Mississippian Lance Barksdale had a great view of a wild and wooly affair in St. Louis on Monday night. The Brookhaven native was the home plate umpire in Milwaukee’s 6-4 win over the Cardinals, a game that had major postseason implications. This one turned when St. Louis right fielder Jose Martinez, who spent a year with the Mississippi Braves, misplayed an Eric Thames fly ball into a triple in the eighth inning. Thames scored the go-ahead run on an errant pickoff throw at first base. The game “featured” 16 pitchers, including an “opener” who threw three pitches. There were three home runs, one by Martinez, whose bat – certainly not his glove — keeps him in the lineup. Brewers bullpen ace and strikeout machine Josh Hader, the former Biloxi Shuckers star, yielded two homers, two walks and three runs, though he did manage two K’s. Ex-Shucker Corbin Burnes got two outs in the seventh and claimed the win; he is 7-0. Former Mississippi State star Dakota Hudson walked in a run (on his first four pitches) and gave up a sac fly that put St. Louis behind in the sixth inning. Ole Miss alum Mike Mayers gave up a big RBI double in the ninth to Brewers star – and likely league MVP – Christian Yelich. Eighteen batters struck out all told, and — oddly — neither team got a hit with a runner in scoring position. There was a runner thrown out at the plate. There were two hit batsmen. There was even a rain delay. When all was said and done, the Brewers stood 1.5 games behind first-place Chicago in the National League Central. The Cardinals are 3 games back of the Brewers and just a half-game up on Colorado in the wild card standings. P.S. Jonathan Holder, the former State star from Gulfport, made his first career start – in his 103rd appearance — for the New York Yankees, serving as the “opener” against Tampa Bay. He walked a pair but didn’t allow a run in his one inning of work and the Yanks went on to beat the Rays 4-1, handing Oakland a postseason berth in the process.

12 Oct

shades of ’86

Anything that happens in the MLB playoffs that rekindles memories of the 1986 postseason has got to be pretty special.
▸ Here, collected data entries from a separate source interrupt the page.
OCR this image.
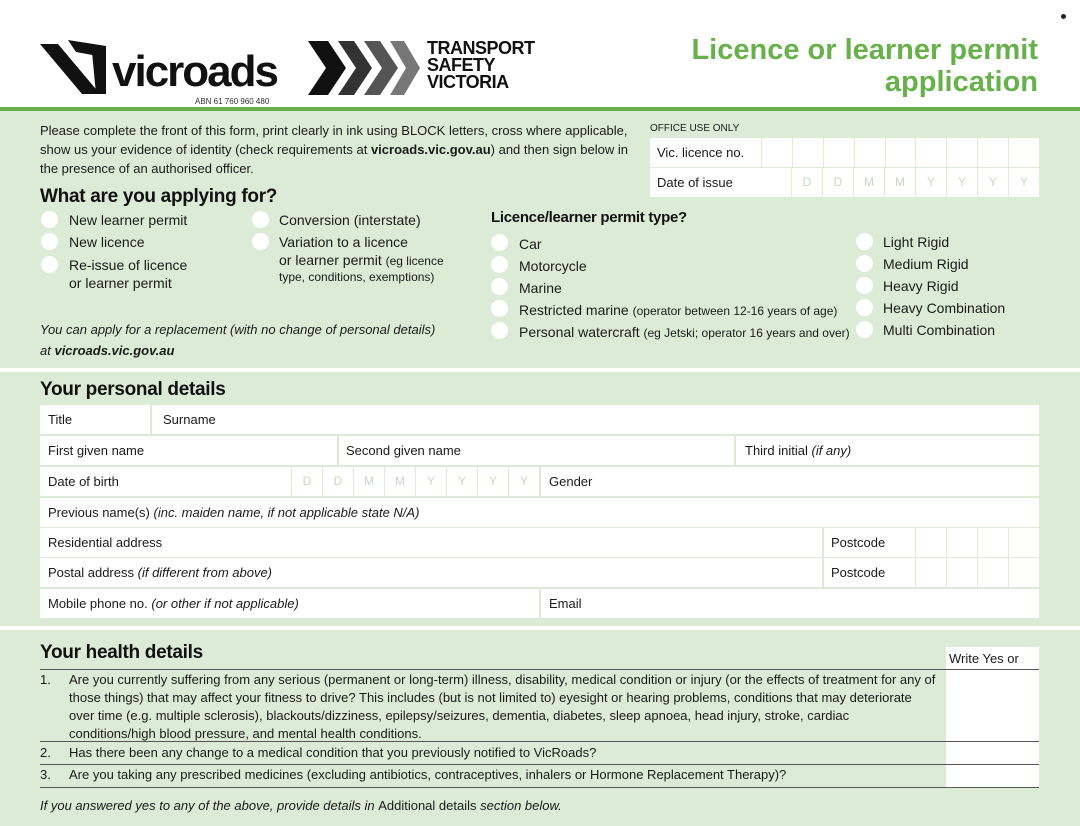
vicroads
ABN 61 760 960 480
TRANSPORT
SAFETY
VICTORIA
Licence or learner permit
application
Please complete the front of this form, print clearly in ink using BLOCK letters, cross where applicable, show us your evidence of identity (check requirements at vicroads.vic.gov.au) and then sign below in the presence of an authorised officer.
OFFICE USE ONLY
Vic. licence no.
Date of issue	D	D	M	M	Y	Y	Y	Y
What are you applying for?
New learner permit
New licence
Re-issue of licence
or learner permit
Conversion (interstate)
Variation to a licence
or learner permit (eg licence
type, conditions, exemptions)
You can apply for a replacement (with no change of personal details)
at vicroads.vic.gov.au
Licence/learner permit type?
Car
Motorcycle
Marine
Restricted marine (operator between 12-16 years of age)
Personal watercraft (eg Jetski; operator 16 years and over)
Light Rigid
Medium Rigid
Heavy Rigid
Heavy Combination
Multi Combination
Your personal details
Title	Surname
First given name	Second given name	Third initial (if any)
Date of birth	D	D	M	M	Y	Y	Y	Y	Gender
Previous name(s) (inc. maiden name, if not applicable state N/A)
Residential address	Postcode
Postal address (if different from above)	Postcode
Mobile phone no. (or other if not applicable)	Email
Your health details	Write Yes or
1. Are you currently suffering from any serious (permanent or long-term) illness, disability, medical condition or injury (or the effects of treatment for any of those things) that may affect your fitness to drive? This includes (but is not limited to) eyesight or hearing problems, conditions that may deteriorate over time (e.g. multiple sclerosis), blackouts/dizziness, epilepsy/seizures, dementia, diabetes, sleep apnoea, head injury, stroke, cardiac conditions/high blood pressure, and mental health conditions.
2. Has there been any change to a medical condition that you previously notified to VicRoads?
3. Are you taking any prescribed medicines (excluding antibiotics, contraceptives, inhalers or Hormone Replacement Therapy)?
If you answered yes to any of the above, provide details in Additional details section below.
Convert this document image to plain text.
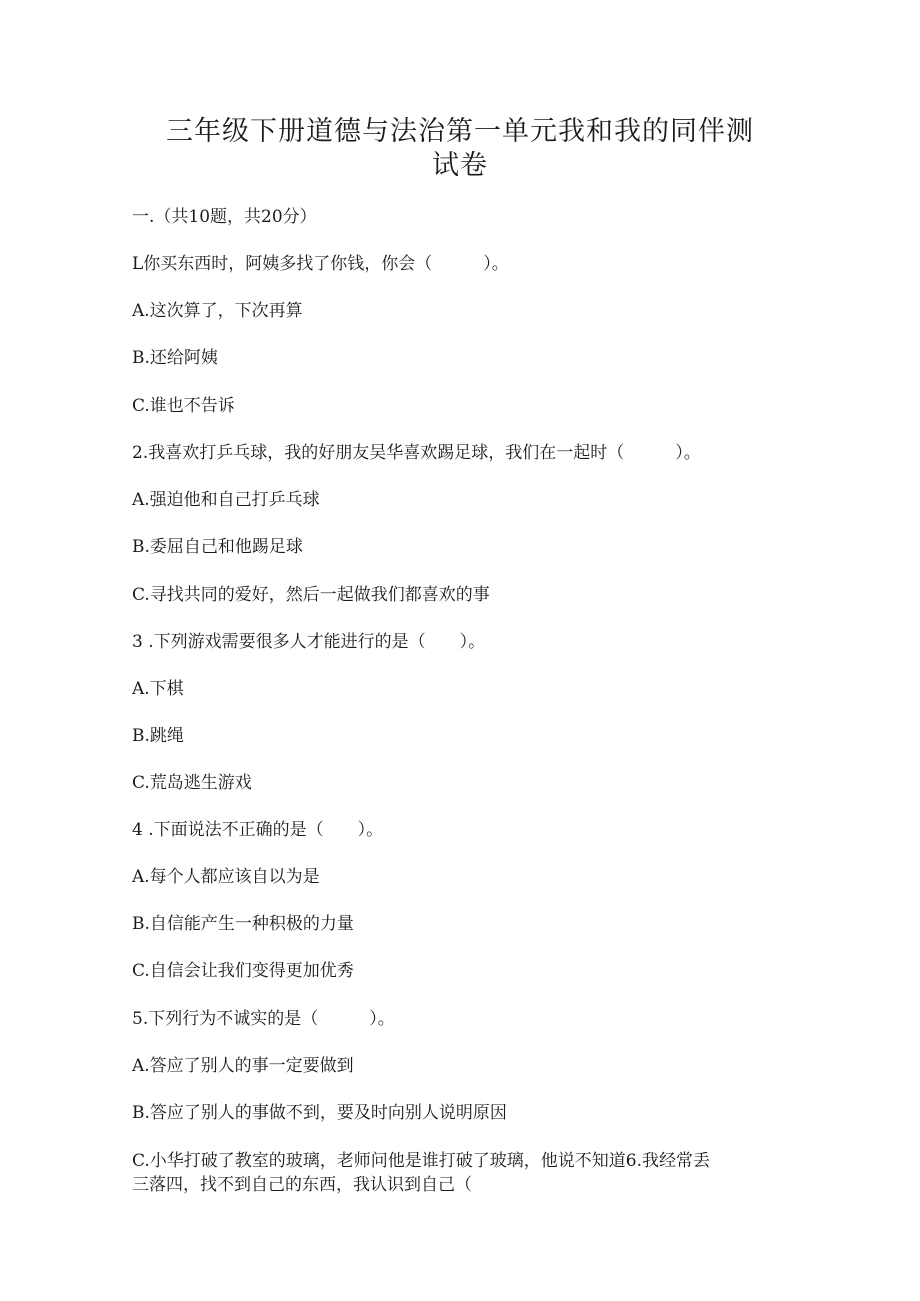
三年级下册道德与法治第一单元我和我的同伴测
试卷
一.（共10题，共20分）
L你买东西时，阿姨多找了你钱，你会（　　　）。
A.这次算了，下次再算
B.还给阿姨
C.谁也不告诉
2.我喜欢打乒乓球，我的好朋友吴华喜欢踢足球，我们在一起时（　　　）。
A.强迫他和自己打乒乓球
B.委屈自己和他踢足球
C.寻找共同的爱好，然后一起做我们都喜欢的事
3 .下列游戏需要很多人才能进行的是（　　）。
A.下棋
B.跳绳
C.荒岛逃生游戏
4 .下面说法不正确的是（　　）。
A.每个人都应该自以为是
B.自信能产生一种积极的力量
C.自信会让我们变得更加优秀
5.下列行为不诚实的是（　　　）。
A.答应了别人的事一定要做到
B.答应了别人的事做不到，要及时向别人说明原因
C.小华打破了教室的玻璃，老师问他是谁打破了玻璃，他说不知道6.我经常丢
三落四，找不到自己的东西，我认识到自己（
And it happened on Tuesday night. The Chicago Cubs’ comeback victory at San Francisco was the biggest in postseason-series clinching history, according to mlb.com. Down 5-2 in the ninth, the Cubs scored four times against the Giants’ tattered bullpen, surpassing what the New York Mets – a team loaded with former Jackson Mets – accomplished against Houston in the National League Championship Series 30 years ago. Davey Johnson’s Mets scored three runs in the top of the ninth to tie the Astros, then won the game and the series 7-6 in 16 innings. Ten former JaxMets played in that epic Game 6. Lenny Dykstra ignited the ninth inning rally with a leadoff triple, and Mookie Wilson knocked him in and later scored himself. Rick Aguilera and Roger McDowell combined for eight innings of scoreless relief, and Jesse Orosco, despite blowing a save in the 14th and yielding two runs in the 16th, nailed down the win by fanning Kevin Bass with two runners on. Ole Miss alum Jeff Calhoun came on in relief for the Astros in the 16th and yielded a hit, a walk and a run and threw two wild pitches during the three-run inning. That NLCS was a thrill ride from start to finish, and the World Series that followed was pretty interesting, too. P.S. Spotted in the Giants’ dugout on Tuesday: former Delta State standout Eli Whiteside, now a bullpen catcher for the club. Whiteside played for the Giants during their 2010 and 2012 championship runs and last played in the majors with the Cubs in 2014.